Continua a ser um bebé, mas a proposta é para olhar para a minúscula criatura com uma visão do seu potencial: um ser humano em desenvolvimento que um dia terá nas mãos as decisões do mundo. E, diz a ciência, a forma como é tratado, física e emocionalmente, nos primeiros mil dias de vida ditará muito do seu futuro e, consequentemente, do futuro da sociedade. Este é um investimento com retorno: James Heckman, Prémio Nobel da Economia em 2000, que tem vindo a estudar a importância dos investimentos nos primeiros anos de vida, concluiu que estes darão um retorno de 7% a 10% por ano, tendo por base o aumento dos resultados escolares e profissionais, bem como a redução dos custos de educação correctiva, nos cuidados de saúde e nas despesas do sistema de justiça.

Problema: a primeira infância continua a enfrentar dificuldades e, em Portugal, segundo o último relatório da Unicef, 22 em cada 100 crianças vivem numa situação de pobreza. Resta encontrar a solução, que se começa a desenhar com o lançamento da campanha Primeiros Anos a Nossa Prioridade, que reúne mais de uma dezena de associações e que se dedicará, nos próximos meses, a elaborar um conjunto de propostas concretas para Portugal reforçar as medidas orientadas para o estímulo e apoio ao desenvolvimento infantil.

“Temos de ganhar mais consciência sobre a importância dos primeiros anos de vida individual, e colectivamente”, afirma Paula Nanita, do conselho executivo da Fundação Nossa Senhora do Bom Sucesso, considerando, em conversa com o PÚBLICO, que esta campanha “é uma oportunidade” para Portugal o fazer, em simultâneo com outros oito países europeus: Bulgária, Espanha, França, Finlândia, Hungria, Islândia, Roménia e Sérvia.
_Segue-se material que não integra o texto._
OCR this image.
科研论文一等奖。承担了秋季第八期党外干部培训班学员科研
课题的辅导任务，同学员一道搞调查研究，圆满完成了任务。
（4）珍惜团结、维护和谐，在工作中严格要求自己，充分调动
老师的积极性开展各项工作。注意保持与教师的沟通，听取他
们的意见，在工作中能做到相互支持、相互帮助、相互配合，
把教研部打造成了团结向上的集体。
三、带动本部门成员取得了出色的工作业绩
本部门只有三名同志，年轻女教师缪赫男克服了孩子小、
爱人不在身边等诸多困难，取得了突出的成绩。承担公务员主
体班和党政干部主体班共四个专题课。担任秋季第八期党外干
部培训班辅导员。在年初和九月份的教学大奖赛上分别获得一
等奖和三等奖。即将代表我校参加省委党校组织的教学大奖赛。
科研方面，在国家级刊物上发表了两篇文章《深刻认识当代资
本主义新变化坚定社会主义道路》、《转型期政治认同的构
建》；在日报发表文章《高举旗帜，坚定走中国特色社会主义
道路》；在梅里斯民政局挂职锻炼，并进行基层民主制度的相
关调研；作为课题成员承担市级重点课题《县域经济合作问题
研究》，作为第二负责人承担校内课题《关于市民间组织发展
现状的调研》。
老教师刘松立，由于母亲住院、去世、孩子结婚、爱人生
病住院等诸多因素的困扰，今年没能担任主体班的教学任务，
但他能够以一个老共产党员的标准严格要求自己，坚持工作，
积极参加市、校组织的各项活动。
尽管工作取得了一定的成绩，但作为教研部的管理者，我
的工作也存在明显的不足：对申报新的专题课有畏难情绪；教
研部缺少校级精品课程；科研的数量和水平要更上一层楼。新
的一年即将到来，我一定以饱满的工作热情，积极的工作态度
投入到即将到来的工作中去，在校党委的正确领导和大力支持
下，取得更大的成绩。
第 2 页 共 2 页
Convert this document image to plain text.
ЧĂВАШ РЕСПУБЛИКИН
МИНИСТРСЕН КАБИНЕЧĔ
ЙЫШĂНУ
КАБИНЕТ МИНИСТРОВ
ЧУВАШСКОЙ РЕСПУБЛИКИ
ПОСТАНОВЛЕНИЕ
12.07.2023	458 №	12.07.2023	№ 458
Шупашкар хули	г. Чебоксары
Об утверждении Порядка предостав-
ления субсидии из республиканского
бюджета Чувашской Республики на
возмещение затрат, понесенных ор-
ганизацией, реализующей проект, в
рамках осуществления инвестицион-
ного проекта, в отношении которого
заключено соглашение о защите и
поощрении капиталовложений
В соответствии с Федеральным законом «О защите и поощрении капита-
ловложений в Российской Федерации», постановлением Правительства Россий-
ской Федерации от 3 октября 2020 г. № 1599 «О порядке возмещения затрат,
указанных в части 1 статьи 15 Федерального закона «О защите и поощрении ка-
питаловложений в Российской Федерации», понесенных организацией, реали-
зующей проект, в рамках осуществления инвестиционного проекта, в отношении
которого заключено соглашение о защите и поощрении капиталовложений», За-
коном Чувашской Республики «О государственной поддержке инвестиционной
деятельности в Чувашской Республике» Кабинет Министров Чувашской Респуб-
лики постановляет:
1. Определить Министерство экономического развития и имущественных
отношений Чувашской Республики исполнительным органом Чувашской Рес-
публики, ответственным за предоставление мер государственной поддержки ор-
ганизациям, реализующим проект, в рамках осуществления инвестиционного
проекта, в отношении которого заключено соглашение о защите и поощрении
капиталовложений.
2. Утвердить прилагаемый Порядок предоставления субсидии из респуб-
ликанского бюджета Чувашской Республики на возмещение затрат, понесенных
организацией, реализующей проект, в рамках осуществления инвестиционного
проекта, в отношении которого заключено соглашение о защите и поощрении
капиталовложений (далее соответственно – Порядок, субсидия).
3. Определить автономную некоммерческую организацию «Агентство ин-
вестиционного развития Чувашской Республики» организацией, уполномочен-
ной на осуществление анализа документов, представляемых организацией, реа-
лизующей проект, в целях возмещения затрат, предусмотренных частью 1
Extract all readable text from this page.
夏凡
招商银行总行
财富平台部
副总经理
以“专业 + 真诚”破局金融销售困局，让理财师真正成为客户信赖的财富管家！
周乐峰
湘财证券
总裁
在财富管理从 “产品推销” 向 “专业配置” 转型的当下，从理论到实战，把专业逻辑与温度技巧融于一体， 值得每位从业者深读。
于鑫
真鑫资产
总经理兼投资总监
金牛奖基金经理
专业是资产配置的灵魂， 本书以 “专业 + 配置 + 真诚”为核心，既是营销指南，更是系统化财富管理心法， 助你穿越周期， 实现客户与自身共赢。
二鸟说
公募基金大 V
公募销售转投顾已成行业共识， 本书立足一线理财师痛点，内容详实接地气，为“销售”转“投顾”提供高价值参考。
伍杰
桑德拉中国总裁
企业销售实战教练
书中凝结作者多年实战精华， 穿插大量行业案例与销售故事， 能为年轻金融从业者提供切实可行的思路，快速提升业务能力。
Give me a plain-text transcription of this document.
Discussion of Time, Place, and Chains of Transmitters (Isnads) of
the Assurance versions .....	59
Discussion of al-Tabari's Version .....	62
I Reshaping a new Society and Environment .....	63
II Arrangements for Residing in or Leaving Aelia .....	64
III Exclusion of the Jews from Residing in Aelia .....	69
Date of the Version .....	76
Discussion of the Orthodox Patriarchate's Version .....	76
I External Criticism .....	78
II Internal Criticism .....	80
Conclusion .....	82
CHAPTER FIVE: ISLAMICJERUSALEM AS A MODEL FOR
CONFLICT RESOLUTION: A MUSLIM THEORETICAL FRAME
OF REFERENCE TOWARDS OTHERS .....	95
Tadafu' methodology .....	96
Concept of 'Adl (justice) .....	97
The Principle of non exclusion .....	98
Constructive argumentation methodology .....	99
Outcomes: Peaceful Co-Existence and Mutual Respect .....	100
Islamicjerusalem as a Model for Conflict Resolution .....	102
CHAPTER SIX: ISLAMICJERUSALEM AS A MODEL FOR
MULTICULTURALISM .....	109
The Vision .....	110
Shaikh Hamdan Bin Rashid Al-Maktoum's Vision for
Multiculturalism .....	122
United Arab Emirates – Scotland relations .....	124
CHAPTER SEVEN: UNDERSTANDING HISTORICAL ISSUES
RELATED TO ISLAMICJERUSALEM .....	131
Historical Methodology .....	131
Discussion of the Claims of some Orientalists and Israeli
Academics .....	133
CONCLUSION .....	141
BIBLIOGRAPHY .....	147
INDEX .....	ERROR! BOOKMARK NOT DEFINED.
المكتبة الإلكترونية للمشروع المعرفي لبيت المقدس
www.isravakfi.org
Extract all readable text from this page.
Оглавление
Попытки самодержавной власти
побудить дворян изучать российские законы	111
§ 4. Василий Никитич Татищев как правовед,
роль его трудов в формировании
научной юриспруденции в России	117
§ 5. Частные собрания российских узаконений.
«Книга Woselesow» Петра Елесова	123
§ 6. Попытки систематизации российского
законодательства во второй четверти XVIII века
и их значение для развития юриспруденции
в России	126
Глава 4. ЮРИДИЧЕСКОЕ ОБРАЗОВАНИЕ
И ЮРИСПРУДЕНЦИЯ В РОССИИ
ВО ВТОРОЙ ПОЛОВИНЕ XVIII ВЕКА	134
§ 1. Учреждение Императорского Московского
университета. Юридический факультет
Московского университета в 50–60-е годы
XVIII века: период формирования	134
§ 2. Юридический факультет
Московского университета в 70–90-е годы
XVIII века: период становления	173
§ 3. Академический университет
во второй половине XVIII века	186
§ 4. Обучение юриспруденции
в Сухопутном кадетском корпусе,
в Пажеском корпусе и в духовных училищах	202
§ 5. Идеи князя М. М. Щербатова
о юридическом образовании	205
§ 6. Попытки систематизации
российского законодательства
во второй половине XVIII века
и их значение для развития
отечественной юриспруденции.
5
O objectivo, explica a mesma responsável, passa por “influenciar as políticas públicas e o investimento público e privado de modo que todas as famílias tenham a possibilidade de promover um ambiente seguro, saudável e promotor do potencial de todas as crianças, a começar no nascimento”.

“Nós (as associações envolvidas que têm a criança no centro da sua acção) já andamos a fazer isto há anos, cada um para seu lado. Mas agora a ideia é agregarmo-nos, juntarmo-nos e com isso criarmos uma dinâmica de partilha e reflexão que ajude o país a despertar para a importância que têm os primeiros anos de vida”, declara.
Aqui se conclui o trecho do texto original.